Here, Margaret, 70, who has continued Geoffrey and Gladys’ legacy of support, as a Home Box collector herself since 1983, shares her memories...

Margaret Pike’s in-laws Geoffrey & Gladys Pike, were named in a Berkhamsted Review article by Pam Macpherson, about the Hospice’s early days, as being part of a ‘solid volunteer force’ in place by the end of 1979.  

‘Indispensable,’ she writes, ‘were Zina Down’s bazaar/craft group, which included exuberant Geoffrey Pike and his late wife Gladys...’ 

Here, Margaret, 70, who has continued Geoffrey and Gladys’ legacy of support, as a Home Box collector herself since 1983, shares her memories... 

Geoffrey Pike with his wife Gladys., two of the original volunteers.

 “My mother-in-law Gladys was a needlework teacher at Egerton Rothesay School in Berkhamsted, and my father-in-law Geoffrey worked as a sales rep at John Dickinson’s paper mill in Apsley, so it’s hardly surprising that their talents and generous community spirit were harnessed to help start the Hospice. 

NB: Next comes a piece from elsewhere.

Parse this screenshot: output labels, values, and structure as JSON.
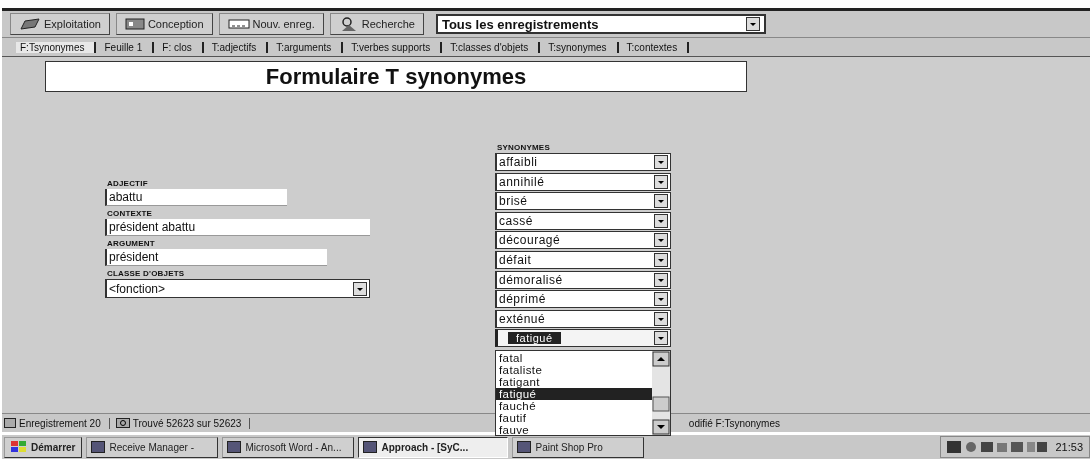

“They were members of Berkhamsted Baptist Church and very Christian. From what I remember, they, the Macphersons and Eileen and Stuart Fisher (the Hospice’s first treasurer) were in the same Ecumenical Lent Group – there were lots of them around the town at the time amongst the different faith denominations – and word about starting a hospice spread from there as they started to involve friends. 

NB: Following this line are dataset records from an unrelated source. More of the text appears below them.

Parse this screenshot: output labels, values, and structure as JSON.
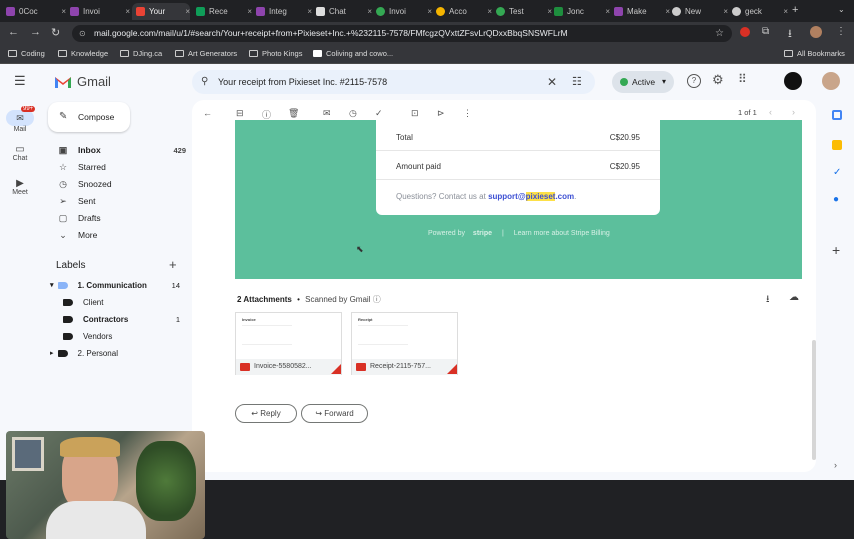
{
  "tabs": [
    "0Coc",
    "Invoi",
    "Your",
    "Rece",
    "Integ",
    "Chat",
    "Invoi",
    "Acco",
    "Test",
    "Jonc",
    "Make",
    "New",
    "geck"
  ],
  "address": "mail.google.com/mail/u/1/#search/Your+receipt+from+Pixieset+Inc.+%232115-7578/FMfcgzQVxttZFsvLrQDxxBbqSNSWFLrM",
  "bookmarks": [
    "Coding",
    "Knowledge",
    "DJing.ca",
    "Art Generators",
    "Photo Kings",
    "Coliving and cowo...",
    "All Bookmarks"
  ],
  "gmail": {
    "app_name": "Gmail",
    "search_value": "Your receipt from Pixieset Inc. #2115-7578",
    "status": "Active",
    "pagination": "1 of 1",
    "rail": {
      "mail": "Mail",
      "badge": "99+",
      "chat": "Chat",
      "meet": "Meet"
    },
    "compose": "Compose",
    "nav": [
      {
        "label": "Inbox",
        "count": "429"
      },
      {
        "label": "Starred",
        "count": ""
      },
      {
        "label": "Snoozed",
        "count": ""
      },
      {
        "label": "Sent",
        "count": ""
      },
      {
        "label": "Drafts",
        "count": ""
      },
      {
        "label": "More",
        "count": ""
      }
    ],
    "labels_title": "Labels",
    "labels": [
      {
        "label": "1. Communication",
        "count": "14"
      },
      {
        "label": "Client",
        "count": ""
      },
      {
        "label": "Contractors",
        "count": "1"
      },
      {
        "label": "Vendors",
        "count": ""
      },
      {
        "label": "2. Personal",
        "count": ""
      }
    ]
  },
  "email": {
    "total_label": "Total",
    "total_value": "C$20.95",
    "paid_label": "Amount paid",
    "paid_value": "C$20.95",
    "question": "Questions? Contact us at ",
    "support_email_pre": "support@",
    "support_email_hl": "pixieset",
    "support_email_post": ".com",
    "support_email_end": ".",
    "powered": "Powered by",
    "stripe": "stripe",
    "learn": "Learn more about Stripe Billing",
    "attachments_count": "2 Attachments",
    "scanned": "Scanned by Gmail",
    "files": [
      {
        "name": "Invoice-5580582...",
        "heading": "Invoice"
      },
      {
        "name": "Receipt-2115-757...",
        "heading": "Receipt"
      }
    ],
    "reply": "Reply",
    "forward": "Forward"
  },
  "colors": {
    "brand_green": "#5cbf9c",
    "link": "#3c4fd3",
    "highlight": "#fde047"
  }
}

“I was married to their son Alan and would have been in my mid-thirties in 1983 when Pam Macpherson came to our Young Wives group at Berkhamsted Baptist Church, and gave a talk about the Hospice’s (Home) Boxes scheme – a fundraising idea they’d got from visiting a hospice in Swindon. 

“She was very passionate about the cause, and spoke about the value of Hospices at a time when we didn’t know much at all about the concept of hospices – it all being fairly new. 

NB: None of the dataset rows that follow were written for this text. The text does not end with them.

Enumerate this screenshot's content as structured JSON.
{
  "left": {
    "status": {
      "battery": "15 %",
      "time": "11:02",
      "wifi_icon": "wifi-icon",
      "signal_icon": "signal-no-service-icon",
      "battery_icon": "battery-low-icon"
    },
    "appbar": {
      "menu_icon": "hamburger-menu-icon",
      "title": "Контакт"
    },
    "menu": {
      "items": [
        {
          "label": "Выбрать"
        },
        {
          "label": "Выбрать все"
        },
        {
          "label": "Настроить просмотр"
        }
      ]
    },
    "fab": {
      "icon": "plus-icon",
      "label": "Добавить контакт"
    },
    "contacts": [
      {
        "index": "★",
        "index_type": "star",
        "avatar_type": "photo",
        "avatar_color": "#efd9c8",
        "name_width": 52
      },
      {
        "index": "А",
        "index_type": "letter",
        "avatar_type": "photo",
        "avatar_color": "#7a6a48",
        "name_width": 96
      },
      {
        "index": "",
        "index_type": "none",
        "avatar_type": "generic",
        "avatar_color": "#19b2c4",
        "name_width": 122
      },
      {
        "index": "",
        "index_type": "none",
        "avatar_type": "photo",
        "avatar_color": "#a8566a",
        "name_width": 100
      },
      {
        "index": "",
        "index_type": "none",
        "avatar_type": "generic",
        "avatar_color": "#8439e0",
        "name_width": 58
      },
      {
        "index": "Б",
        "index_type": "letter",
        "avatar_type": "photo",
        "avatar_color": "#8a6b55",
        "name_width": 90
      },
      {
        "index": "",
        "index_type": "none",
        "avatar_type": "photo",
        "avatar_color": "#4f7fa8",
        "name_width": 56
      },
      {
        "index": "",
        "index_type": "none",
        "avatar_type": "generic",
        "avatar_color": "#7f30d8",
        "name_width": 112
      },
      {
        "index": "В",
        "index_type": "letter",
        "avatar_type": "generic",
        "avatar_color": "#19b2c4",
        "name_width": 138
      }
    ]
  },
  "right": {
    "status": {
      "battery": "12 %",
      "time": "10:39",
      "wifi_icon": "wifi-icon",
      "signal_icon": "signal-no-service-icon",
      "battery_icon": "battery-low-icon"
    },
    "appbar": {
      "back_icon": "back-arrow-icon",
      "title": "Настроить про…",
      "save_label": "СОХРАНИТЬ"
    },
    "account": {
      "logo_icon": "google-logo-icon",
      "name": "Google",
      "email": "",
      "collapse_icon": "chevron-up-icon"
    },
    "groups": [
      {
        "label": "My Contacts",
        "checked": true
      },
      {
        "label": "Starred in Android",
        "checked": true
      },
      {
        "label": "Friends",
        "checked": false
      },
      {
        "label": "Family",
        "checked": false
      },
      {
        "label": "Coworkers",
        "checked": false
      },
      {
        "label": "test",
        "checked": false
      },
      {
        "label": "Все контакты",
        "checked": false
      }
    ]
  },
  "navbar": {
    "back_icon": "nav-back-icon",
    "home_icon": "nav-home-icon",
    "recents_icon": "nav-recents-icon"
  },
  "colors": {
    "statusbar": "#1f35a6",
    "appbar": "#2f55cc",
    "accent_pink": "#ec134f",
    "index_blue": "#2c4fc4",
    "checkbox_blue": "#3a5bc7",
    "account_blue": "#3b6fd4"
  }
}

Geoffrey Pike, on the left, from an early 1980s newspaper article

 

“But that talk – and my in-laws support for the Hospice - was the catalyst for my involvement as a volunteer. Pam Macpherson really inspired me to action. 

 

“People were asked to donate 10p a week and at first it was only in Berkhamsted. Since 1983 I’ve had my own Home Box and I collect 13 or 14 from Billet Lane, Dell Field and one or two friends of mine so I quickly became a co-ordinator. If someone new moves in, I try to put a letter through the door to encourage them to join the scheme. Sometimes it works, sometimes it doesn’t.  

 

“A lot of my box holders are still the same, so they know me very well. Two of them are the originals. I just tend to empty out my purse if I’ve been shopping, see what 1p’s, 2p’s and 5p’s I’ve got and chuck them in and it all adds up. Sometimes people give me money if I’ve done something for them like shopping for a neighbour and that goes in too. 

 

“Most people have a box and they give you their small change but there are some people who will always give you a cheque rather than have a box but that’s fine – it’s all money and usually the cheques are bigger than the amount in the boxes. 

 

“It’s not as easy as it used to be to persuade people to have a box but all you can do is try to point out that it’s a local charity and you never know if, or when, somebody in your own family might need it. 

 

The big difference in those days was that we had to count the money, which included tiny halfpennies!” she said. “Now, thankfully, the Hospice has volunteers who help in finance and do that for us.” 

 

Gladys died in 1986, aged 73, and Geoffrey died in 2001, aged 90.